Author: Stephanie Hemelryk Donald
Publisher: Bloomsbury Publishing
Published: 2018-03-27
Total Pages: 290
ISBN-13: 1838609709
DOWNLOAD EBOOKChoice Outstanding Academic Title 2018 The Wizard of Oz brought many now-iconic tropes into popular culture: the yellow brick road, ruby slippers and Oz. But this book begins with Dorothy and her legacy as an archetypal touchstone in cinema for the child journeying far from home. In There's No Place Like Home, distinguished film scholar Stephanie Hemelryk Donald offers a fresh interpretation of the migrant child as a recurring figure in world cinema.

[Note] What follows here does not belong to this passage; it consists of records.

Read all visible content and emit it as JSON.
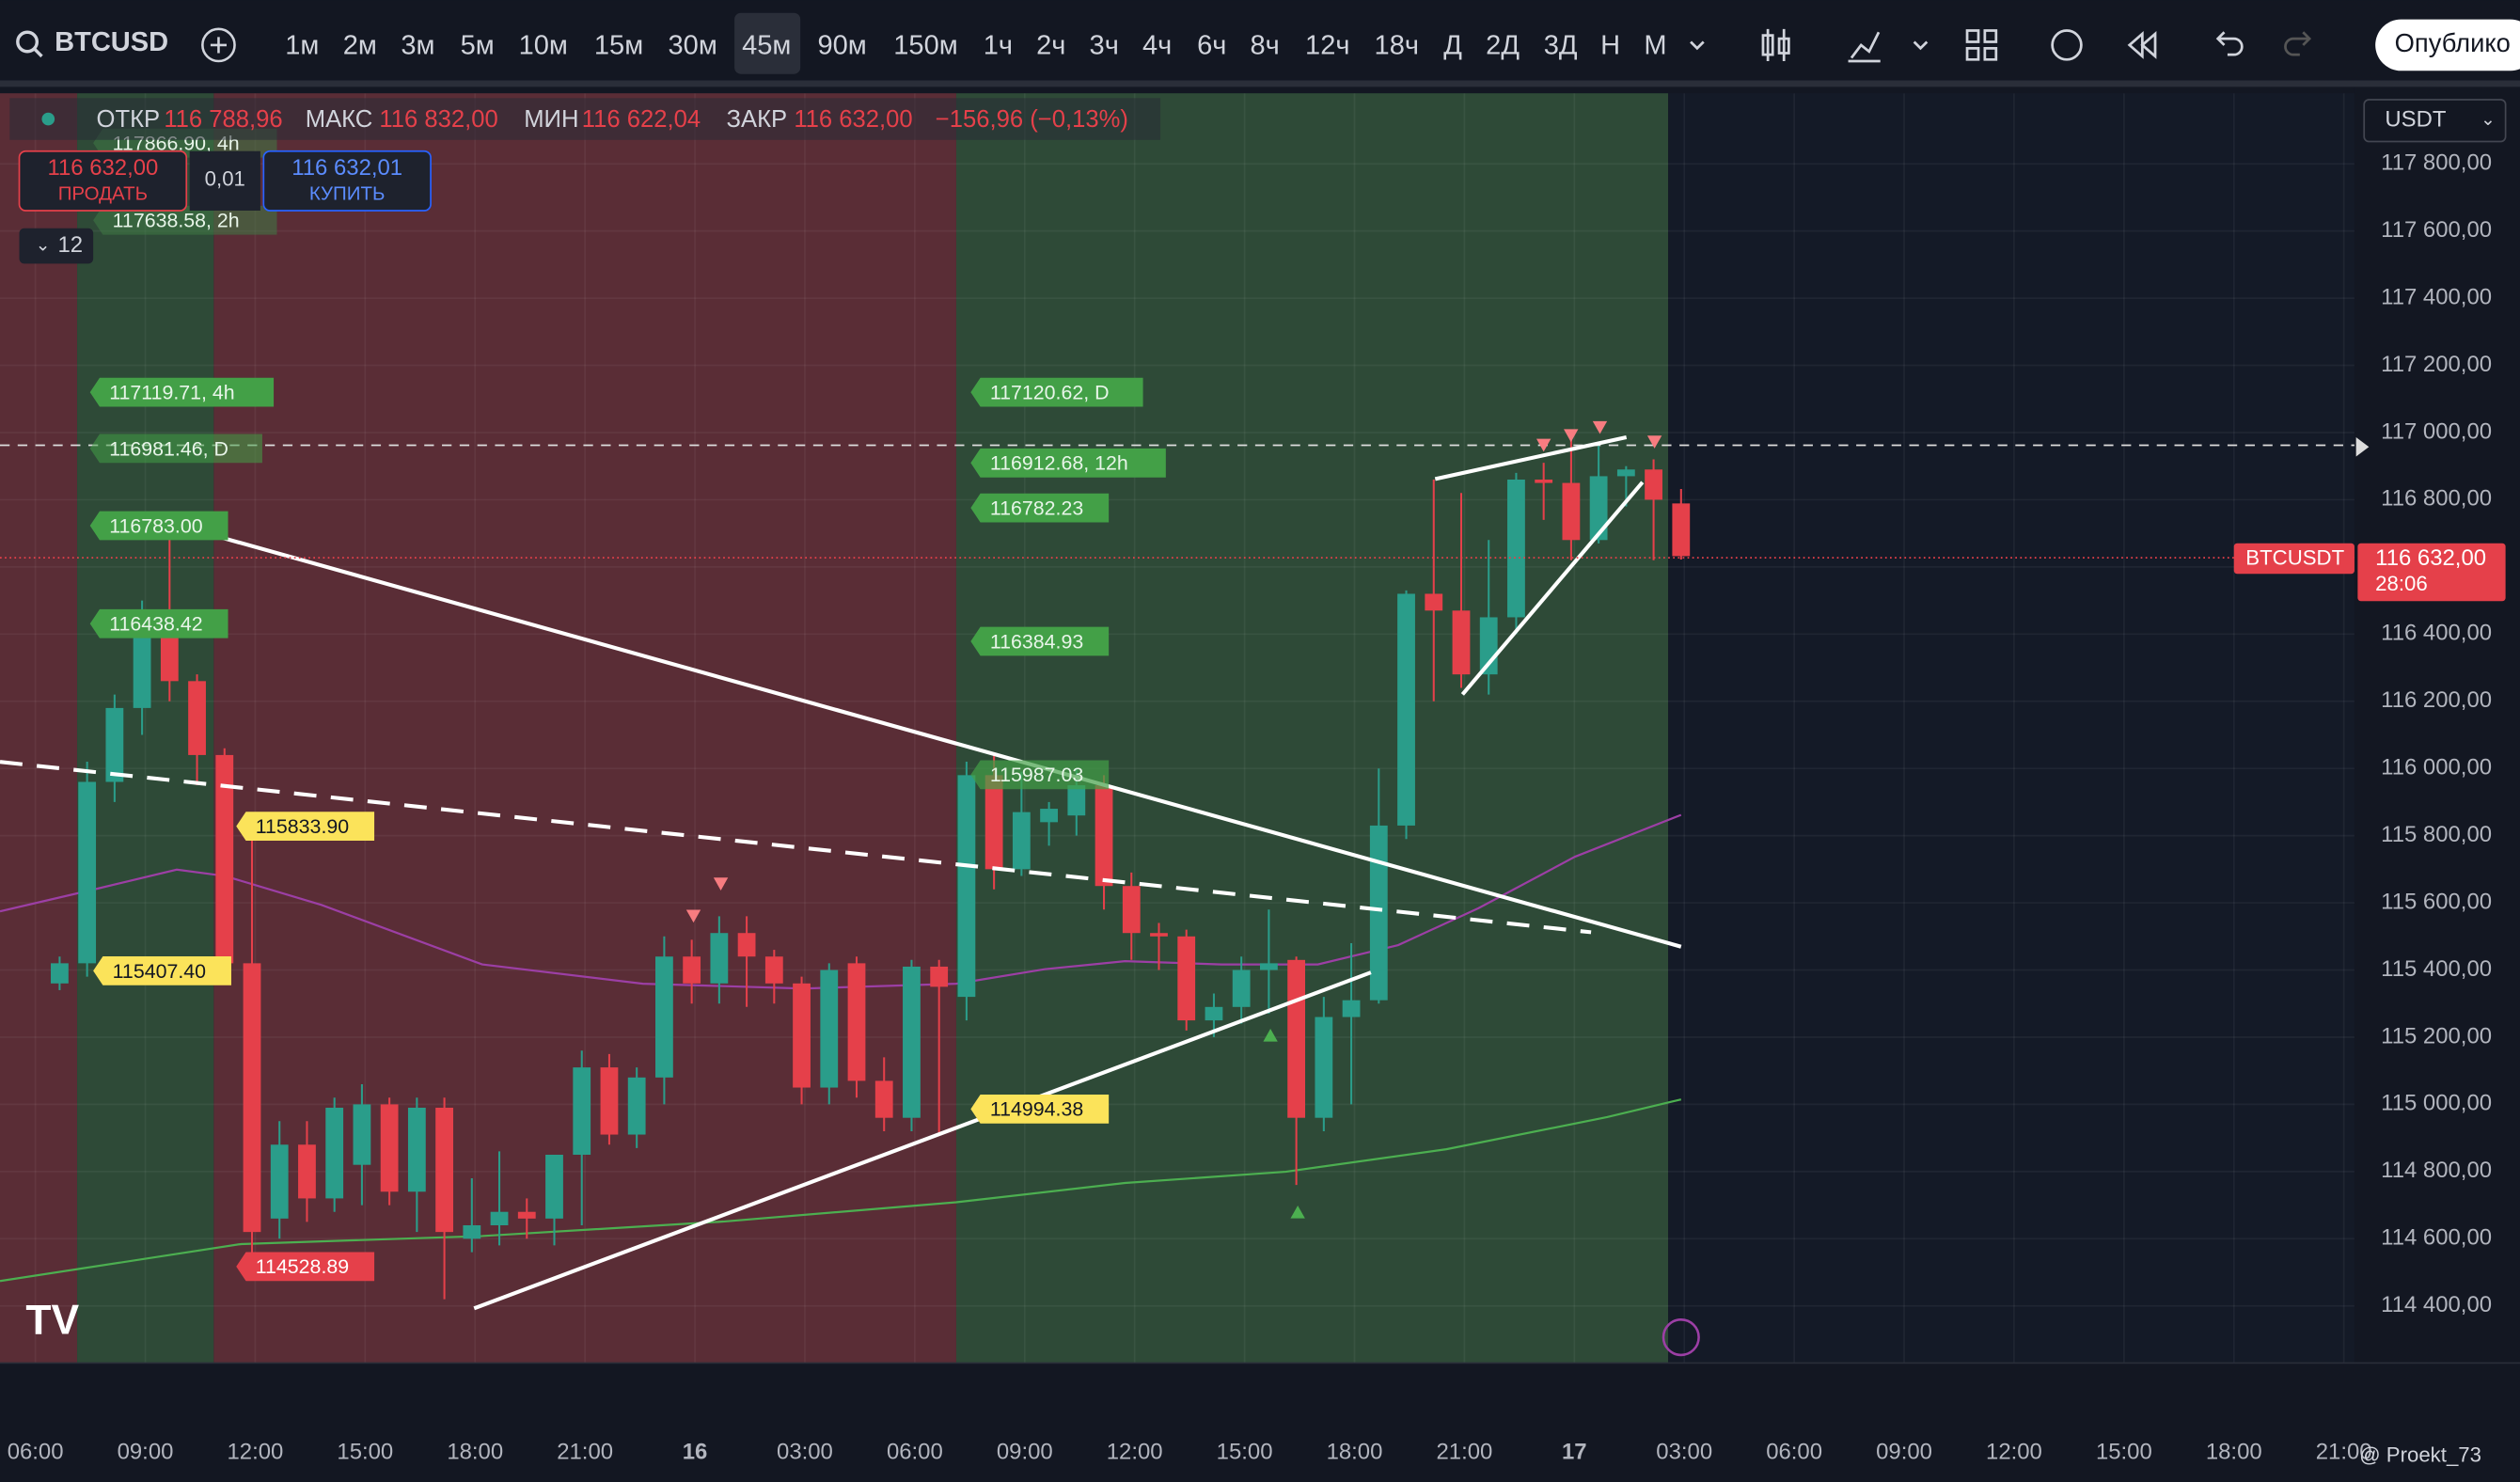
{
  "toolbar": {
    "symbol": "BTCUSD",
    "intervals": [
      "1м",
      "2м",
      "3м",
      "5м",
      "10м",
      "15м",
      "30м",
      "45м",
      "90м",
      "150м",
      "1ч",
      "2ч",
      "3ч",
      "4ч",
      "6ч",
      "8ч",
      "12ч",
      "18ч",
      "Д",
      "2Д",
      "3Д",
      "Н",
      "М"
    ],
    "publish": "Опублико"
  },
  "legend": {
    "open_label": "ОТКР",
    "open": "116 788,96",
    "high_label": "МАКС",
    "high": "116 832,00",
    "low_label": "МИН",
    "low": "116 622,04",
    "close_label": "ЗАКР",
    "close": "116 632,00",
    "change": "−156,96 (−0,13%)"
  },
  "trade": {
    "sell_price": "116 632,00",
    "sell": "ПРОДАТЬ",
    "qty": "0,01",
    "buy_price": "116 632,01",
    "buy": "КУПИТЬ",
    "indicators": "12"
  },
  "currency": "USDT",
  "price_tag": {
    "symbol": "BTCUSDT",
    "price": "116 632,00",
    "timer": "28:06"
  },
  "chart": {
    "type": "candlestick",
    "up_color": "#2a9d8a",
    "down_color": "#e5404a",
    "ylim": [
      114230,
      118010
    ],
    "yticks": [
      {
        "value": 114400,
        "label": "114 400,00"
      },
      {
        "value": 114600,
        "label": "114 600,00"
      },
      {
        "value": 114800,
        "label": "114 800,00"
      },
      {
        "value": 115000,
        "label": "115 000,00"
      },
      {
        "value": 115200,
        "label": "115 200,00"
      },
      {
        "value": 115400,
        "label": "115 400,00"
      },
      {
        "value": 115600,
        "label": "115 600,00"
      },
      {
        "value": 115800,
        "label": "115 800,00"
      },
      {
        "value": 116000,
        "label": "116 000,00"
      },
      {
        "value": 116200,
        "label": "116 200,00"
      },
      {
        "value": 116400,
        "label": "116 400,00"
      },
      {
        "value": 116600,
        "label": "116 600,00"
      },
      {
        "value": 116800,
        "label": "116 800,00"
      },
      {
        "value": 117000,
        "label": "117 000,00"
      },
      {
        "value": 117200,
        "label": "117 200,00"
      },
      {
        "value": 117400,
        "label": "117 400,00"
      },
      {
        "value": 117600,
        "label": "117 600,00"
      },
      {
        "value": 117800,
        "label": "117 800,00"
      }
    ],
    "xticks": [
      "06:00",
      "09:00",
      "12:00",
      "15:00",
      "18:00",
      "21:00",
      "16",
      "03:00",
      "06:00",
      "09:00",
      "12:00",
      "15:00",
      "18:00",
      "21:00",
      "17",
      "03:00",
      "06:00",
      "09:00",
      "12:00",
      "15:00",
      "18:00",
      "21:00"
    ],
    "candles": [
      [
        115360,
        115440,
        115340,
        115420
      ],
      [
        115420,
        116020,
        115380,
        115960
      ],
      [
        115960,
        116220,
        115900,
        116180
      ],
      [
        116180,
        116500,
        116100,
        116460
      ],
      [
        116460,
        116710,
        116200,
        116260
      ],
      [
        116260,
        116280,
        115950,
        116040
      ],
      [
        116040,
        116060,
        115360,
        115420
      ],
      [
        115420,
        115850,
        114520,
        114620
      ],
      [
        114660,
        114950,
        114600,
        114880
      ],
      [
        114880,
        114950,
        114650,
        114720
      ],
      [
        114720,
        115020,
        114680,
        114990
      ],
      [
        114820,
        115060,
        114700,
        115000
      ],
      [
        115000,
        115020,
        114700,
        114740
      ],
      [
        114740,
        115020,
        114620,
        114990
      ],
      [
        114990,
        115020,
        114420,
        114620
      ],
      [
        114600,
        114780,
        114560,
        114640
      ],
      [
        114640,
        114860,
        114580,
        114680
      ],
      [
        114680,
        114720,
        114600,
        114660
      ],
      [
        114660,
        114850,
        114580,
        114850
      ],
      [
        114850,
        115160,
        114640,
        115110
      ],
      [
        115110,
        115150,
        114880,
        114910
      ],
      [
        114910,
        115110,
        114870,
        115080
      ],
      [
        115080,
        115500,
        115000,
        115440
      ],
      [
        115440,
        115490,
        115300,
        115360
      ],
      [
        115360,
        115560,
        115300,
        115510
      ],
      [
        115510,
        115560,
        115290,
        115440
      ],
      [
        115440,
        115460,
        115300,
        115360
      ],
      [
        115360,
        115380,
        115000,
        115050
      ],
      [
        115050,
        115420,
        115000,
        115400
      ],
      [
        115420,
        115440,
        115020,
        115070
      ],
      [
        115070,
        115140,
        114920,
        114960
      ],
      [
        114960,
        115430,
        114920,
        115410
      ],
      [
        115410,
        115430,
        114910,
        115350
      ],
      [
        115320,
        116020,
        115250,
        115980
      ],
      [
        115980,
        116040,
        115640,
        115700
      ],
      [
        115700,
        115990,
        115680,
        115870
      ],
      [
        115840,
        115900,
        115770,
        115880
      ],
      [
        115860,
        116000,
        115800,
        115950
      ],
      [
        115950,
        115980,
        115580,
        115650
      ],
      [
        115650,
        115690,
        115430,
        115510
      ],
      [
        115510,
        115540,
        115400,
        115500
      ],
      [
        115500,
        115520,
        115220,
        115250
      ],
      [
        115250,
        115330,
        115200,
        115290
      ],
      [
        115290,
        115440,
        115240,
        115400
      ],
      [
        115400,
        115580,
        115270,
        115420
      ],
      [
        115430,
        115440,
        114760,
        114960
      ],
      [
        114960,
        115320,
        114920,
        115260
      ],
      [
        115260,
        115480,
        115000,
        115310
      ],
      [
        115310,
        116000,
        115300,
        115830
      ],
      [
        115830,
        116530,
        115790,
        116520
      ],
      [
        116520,
        116860,
        116200,
        116470
      ],
      [
        116470,
        116820,
        116240,
        116280
      ],
      [
        116280,
        116680,
        116220,
        116450
      ],
      [
        116450,
        116880,
        116400,
        116860
      ],
      [
        116860,
        116910,
        116740,
        116850
      ],
      [
        116850,
        116980,
        116620,
        116680
      ],
      [
        116680,
        116960,
        116670,
        116870
      ],
      [
        116870,
        116900,
        116780,
        116890
      ],
      [
        116890,
        116920,
        116620,
        116800
      ],
      [
        116788.96,
        116832,
        116622.04,
        116632
      ]
    ],
    "tags": [
      "117866.90, 4h",
      "117638.58, 2h",
      "117119.71, 4h",
      "116981.46, D",
      "116783.00",
      "116438.42",
      "115833.90",
      "115407.40",
      "114528.89",
      "117120.62, D",
      "116912.68, 12h",
      "116782.23",
      "116384.93",
      "115987.03",
      "114994.38"
    ]
  },
  "footer": {
    "user": "@ Proekt_73"
  }
}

Displaced or placeless children, and the idea of childhood itself, are vehicles to examine migration and cosmopolitanism in films such as Le Ballon Rouge, Little Moth and Le Havre. Surveying fictional and documentary film from the post-war years until today, the author shows how the child is a guide to themes of place, self and being in world cinema.
Author: Cathy Blount
Publisher: Tate Publishing
Published: 2009
Total Pages: 152
ISBN-13: 1606045946
DOWNLOAD EBOOKCathy Blount has a unique gift of being able to communicate her story with heart-wrenching honesty and emotion, yet with God's strength and hope. For anyone who loves someone who is gay, this book is for you. You will go on a rollercoaster journey with Cathy as she shares her feelings of shock, sadness, anger, despair, and finally acceptance with anticipation that nothing is impossible with God. This book is an encouragement to any Christian parent who has faced disappointment and heartache because of their child's unfair suffering or unwise choices. Cathy will inspire you as you read her words of faith, hope, and love. a "Nancy H. Burgess, Director of Heart and Soul Connection"
Author: Mary Gossart
Publisher: Lulu.com
Published: 2015-02-21
Total Pages: 157
ISBN-13: 0578157446
DOWNLOAD EBOOKA friendly and practical guide for having conversations about sex with confidence, comfort and humor.
Author: James M. Moran
Publisher: Visible Evidence (Hardcover)
Published: 2002
Total Pages: 226
ISBN-13: 9780816638000
DOWNLOAD EBOOKFrom its recording of family events to its influence on filmmaking, home video defies easy categorization and demands serious consideration. In There's No Place Like Home Video, James Moran takes on this neglected aspect of popular culture. He offers a history of amateur home video, exploring its technological and ideological predecessors, the development of event videography, and its symbiotic relationship with television and film. He also investigates the broader field of video, taking on the question of medium specificity: the attempt to define its unique identity, to capture what constitutes its pure practice. Rather than look for a grand narrative to define its specificity, Moran places video and home video at the intersections of multiple forms of communication. Book jacket.